Het Verenigd Koninkrijk kondigde aan op 22 en 23 februari 2012 een
bijeenkomst te houden over Somalië. Dit initiatief werd verwelkomd. 

Hervorming Europees ontwikkelingsbeleid

Commissaris Piebalgs introduceerde de twee Commissie-mededelingen waarin
het nieuwe Europese ontwikkelingsbeleid is vervat: de Agenda for Change
en de nieuwe benadering van EU begrotingssteun. 
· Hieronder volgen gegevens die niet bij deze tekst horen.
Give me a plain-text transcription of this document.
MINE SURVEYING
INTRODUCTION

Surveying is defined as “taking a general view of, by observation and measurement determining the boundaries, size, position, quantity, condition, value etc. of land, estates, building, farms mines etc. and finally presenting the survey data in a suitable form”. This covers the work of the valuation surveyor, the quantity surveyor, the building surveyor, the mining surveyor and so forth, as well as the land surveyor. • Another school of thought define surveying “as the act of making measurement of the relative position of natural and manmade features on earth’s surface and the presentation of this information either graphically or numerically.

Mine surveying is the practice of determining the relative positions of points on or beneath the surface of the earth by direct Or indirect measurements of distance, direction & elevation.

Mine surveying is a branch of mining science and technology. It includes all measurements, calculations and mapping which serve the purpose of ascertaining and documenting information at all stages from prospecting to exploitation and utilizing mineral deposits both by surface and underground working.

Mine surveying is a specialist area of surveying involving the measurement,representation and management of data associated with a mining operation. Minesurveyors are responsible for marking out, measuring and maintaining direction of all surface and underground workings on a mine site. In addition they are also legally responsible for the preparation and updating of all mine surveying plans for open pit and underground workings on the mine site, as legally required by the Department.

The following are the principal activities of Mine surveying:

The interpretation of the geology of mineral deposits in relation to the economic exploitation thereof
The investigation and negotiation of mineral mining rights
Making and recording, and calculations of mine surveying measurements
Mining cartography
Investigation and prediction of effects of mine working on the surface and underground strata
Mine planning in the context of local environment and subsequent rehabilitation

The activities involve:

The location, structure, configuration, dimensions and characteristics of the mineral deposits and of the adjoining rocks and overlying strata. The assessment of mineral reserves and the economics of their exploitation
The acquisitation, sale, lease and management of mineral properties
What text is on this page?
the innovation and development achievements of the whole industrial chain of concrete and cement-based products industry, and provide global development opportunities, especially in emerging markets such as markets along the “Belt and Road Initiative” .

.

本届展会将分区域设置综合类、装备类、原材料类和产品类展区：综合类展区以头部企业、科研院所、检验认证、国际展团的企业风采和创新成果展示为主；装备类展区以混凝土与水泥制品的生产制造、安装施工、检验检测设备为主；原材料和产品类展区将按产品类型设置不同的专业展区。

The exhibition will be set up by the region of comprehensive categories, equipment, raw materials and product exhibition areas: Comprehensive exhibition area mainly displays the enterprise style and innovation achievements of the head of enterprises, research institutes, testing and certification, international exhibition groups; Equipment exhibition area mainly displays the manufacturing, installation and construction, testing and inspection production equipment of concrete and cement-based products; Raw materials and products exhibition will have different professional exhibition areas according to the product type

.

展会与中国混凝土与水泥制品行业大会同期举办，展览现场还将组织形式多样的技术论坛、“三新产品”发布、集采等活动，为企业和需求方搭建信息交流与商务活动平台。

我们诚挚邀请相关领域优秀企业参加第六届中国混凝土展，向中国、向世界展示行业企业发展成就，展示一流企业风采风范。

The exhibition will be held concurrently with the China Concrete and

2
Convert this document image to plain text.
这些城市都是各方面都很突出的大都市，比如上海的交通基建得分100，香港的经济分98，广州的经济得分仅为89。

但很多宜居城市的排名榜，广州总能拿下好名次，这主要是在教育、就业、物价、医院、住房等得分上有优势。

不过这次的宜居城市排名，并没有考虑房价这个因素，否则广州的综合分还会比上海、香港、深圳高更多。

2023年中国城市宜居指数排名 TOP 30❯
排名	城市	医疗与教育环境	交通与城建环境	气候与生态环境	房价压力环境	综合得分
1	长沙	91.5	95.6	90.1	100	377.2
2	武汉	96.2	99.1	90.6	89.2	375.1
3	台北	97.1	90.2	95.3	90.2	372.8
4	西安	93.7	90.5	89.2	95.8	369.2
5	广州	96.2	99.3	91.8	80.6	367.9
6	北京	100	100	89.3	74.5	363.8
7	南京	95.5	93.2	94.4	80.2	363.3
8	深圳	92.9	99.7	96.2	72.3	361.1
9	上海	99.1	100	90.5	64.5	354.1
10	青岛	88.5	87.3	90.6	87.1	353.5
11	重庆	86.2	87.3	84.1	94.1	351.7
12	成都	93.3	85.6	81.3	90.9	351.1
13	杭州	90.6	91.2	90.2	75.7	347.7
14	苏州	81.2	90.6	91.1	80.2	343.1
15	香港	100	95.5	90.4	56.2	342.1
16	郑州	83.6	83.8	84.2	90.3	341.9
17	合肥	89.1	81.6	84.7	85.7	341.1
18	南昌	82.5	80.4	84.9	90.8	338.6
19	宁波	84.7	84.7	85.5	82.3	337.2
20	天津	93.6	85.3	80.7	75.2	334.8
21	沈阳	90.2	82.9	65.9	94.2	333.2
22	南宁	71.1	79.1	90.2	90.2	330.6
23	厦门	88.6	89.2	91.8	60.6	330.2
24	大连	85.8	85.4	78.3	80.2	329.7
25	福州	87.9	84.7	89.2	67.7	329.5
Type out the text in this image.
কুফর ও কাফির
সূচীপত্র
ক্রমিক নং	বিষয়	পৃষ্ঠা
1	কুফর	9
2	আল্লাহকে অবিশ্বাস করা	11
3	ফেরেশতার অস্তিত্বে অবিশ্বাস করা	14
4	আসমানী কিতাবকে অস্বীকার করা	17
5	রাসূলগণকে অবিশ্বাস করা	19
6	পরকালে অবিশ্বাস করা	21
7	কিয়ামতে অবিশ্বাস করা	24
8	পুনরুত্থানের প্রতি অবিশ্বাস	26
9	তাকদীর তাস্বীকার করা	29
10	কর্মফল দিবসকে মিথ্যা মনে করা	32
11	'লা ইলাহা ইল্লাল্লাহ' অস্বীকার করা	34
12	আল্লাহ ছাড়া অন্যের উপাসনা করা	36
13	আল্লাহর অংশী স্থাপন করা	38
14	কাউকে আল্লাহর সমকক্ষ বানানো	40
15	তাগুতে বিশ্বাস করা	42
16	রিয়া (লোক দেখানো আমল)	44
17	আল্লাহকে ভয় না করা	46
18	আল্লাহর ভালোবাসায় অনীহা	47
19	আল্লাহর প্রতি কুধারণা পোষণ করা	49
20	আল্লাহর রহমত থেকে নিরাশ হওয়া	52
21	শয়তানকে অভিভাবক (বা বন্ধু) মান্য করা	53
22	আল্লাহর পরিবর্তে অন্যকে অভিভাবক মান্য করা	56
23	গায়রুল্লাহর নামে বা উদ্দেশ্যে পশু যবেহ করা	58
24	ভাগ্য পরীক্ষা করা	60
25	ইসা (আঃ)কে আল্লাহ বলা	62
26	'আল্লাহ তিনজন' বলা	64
Zowel HV Ashton als Commissaris Piebalgs benadrukten dat
armoedebestrijding de overkoepelende doelstelling bleef van de Europese
inspanningen. Maar om tegemoet te komen aan een ingrijpend veranderde
wereld moest de EU zijn ontwikkelingsbeleid aanpassen. Dat was de
achtergrond van de voorgestelde hervormingen, die een nieuw hoofdstuk in
de EU-OS moesten inluiden. Focus en differentiatie stonden daarbij
centraal. De Commissie wil een zo groot mogelijke impact van haar
inspanningen bewerkstelligen. Daarvoor moet per land kritisch worden
bekeken wat nodig is en waar het verschil kan worden gemaakt. De
Commissie wil zich concentreren op goed bestuur/mensenrechten/
democratie en inclusieve groei (waaronder duurzame landbouw en energie).
Investeringen in onderwijs en gezondheidszorg blijven belangrijk, maar
moeten wel aansluiten bij het beleid dat in de partnerlanden worden
gevoerd (country owned systems). Private sector ontwikkeling is de
sleutel tot groei. De Commissie wil meer ruimte creëren voor
innovatieve financiële instrumenten, zoals het combineren van
schenkingen en leningen (blending). 

Coherentie van beleid werd aangemerkt als een belangrijk vehikel om de
impact van hulp te vergroten. Gezamenlijke programmering van hulp werd
gepresenteerd als een instrument om versnippering van hulp tegen te
gaan: dat is ook een harde verplichting (Parijs-Accra en binnenkort
Busan). Commissaris Piebalgs heeft een lijst opgesteld met een aantal
pilot landen waar gezamenlijke programmering in 2012 handen en voeten
moet krijgen. Het gaat om Bangladesh, Ethiopië, Ghana, Guatemala, Laos,
Mali, Moldavië, Oekraïne en Rwanda. In Zuid-Soedan is gezamenlijke
programmering al een feit. Commissaris Piebalgs gaat de EU-delegaties in
betreffende landen vragen uiterlijk eind dit jaar in samenspraak met
lidstaten te rapporteren over de mogelijkheden van gezamenlijke
programmering, zodat de gezamenlijke respons van de EU in 2012 gestalte
kan krijgen. De Nederlandse ambassades in deze landen (de lijst bevat
naast Zuid-Soedan vijf Nederlandse partnerlanden en twee exitlanden)
zijn hiervan al op de hoogte en denken actief mee. 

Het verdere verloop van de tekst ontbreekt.